First, when the teens are giving Ma excuses as to why they can’t come over, one of them says that he has to write a paper about the “historical shipping routes of Africa.” Darrell looks to Ma and says, “Yeah, all those ships with our people in the belly. Ain’t that right, Sue Ann?” Ma quickly changes the subject.

The second comes at the climax of the movie, where Ma is torturing the teens in her basement. Instead of violently assaulting Darrell, she slathers his face in white paint, telling him, “I’m sorry, Darrell. They’ve only got room for one of us.” This moment, and crucially the gravity that Spencer gives it, goes in tandem with Genie’s Munchausen by proxy. In Ma’s ill mind, she is protecting both her daughter and Darrell from suffering the cruelty of a world run by white people. Misguided, yes, but her heart is in the right place.

In 2019, The New Yorker’s Doreen St. Félix was one of the few Black women who reviewed Ma, contributing to its current score of 56% on Rotten Tomatoes.
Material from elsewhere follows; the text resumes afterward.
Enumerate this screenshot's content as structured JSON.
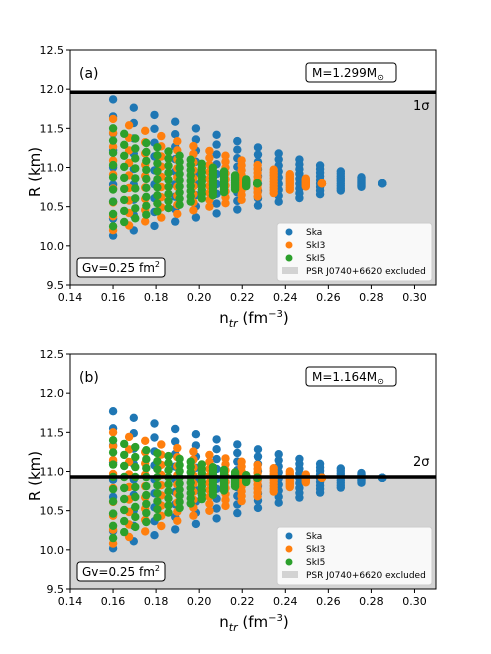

At the time, she wrote, “In some ways, ‘Ma’ is the perfect misfire for our cultural moment. It signals allegorical importance. It makes a grand judgment about representation.” She now tells us she’s watched Ma at least five times over the last two years. “I love seeing people react to seeing Ma for the first time,” she tells us over FaceTime.

In speaking on how the film has stuck in her mind, St. Félix referenced Pauline Kael’s review of the 1976 film Sparkle. “She's just like, this movie is so shitty. It's so stereotypical, it's awful. But when I walked out of the theater, I cried because I loved it. There's just like, yeah, sometimes that's just what it is.”

Although St. Félix’s original review wasn’t exactly a positive one, she shares our unshakable attraction to Ma’s enduring legacy. It’s not a film that can be contained by the simplistic framework of “good” or “bad” — it’s a cleansing experience to be shared with people you love. Edebiri agrees: “I think Ma is like the ultimate exercise in being a viewer and just being along for the ride.”

For us, it doesn’t matter what film Taylor was trying to make. Ma belongs to us now. Black women like us are reclaiming Ma in spite of its flaws every day. St. Félix said it best: “In some ways, Ma’s cultural impact is deeper than Get Out. You can’t rewatch Get Out in 2021 but Ma, I will be watching in ten years.”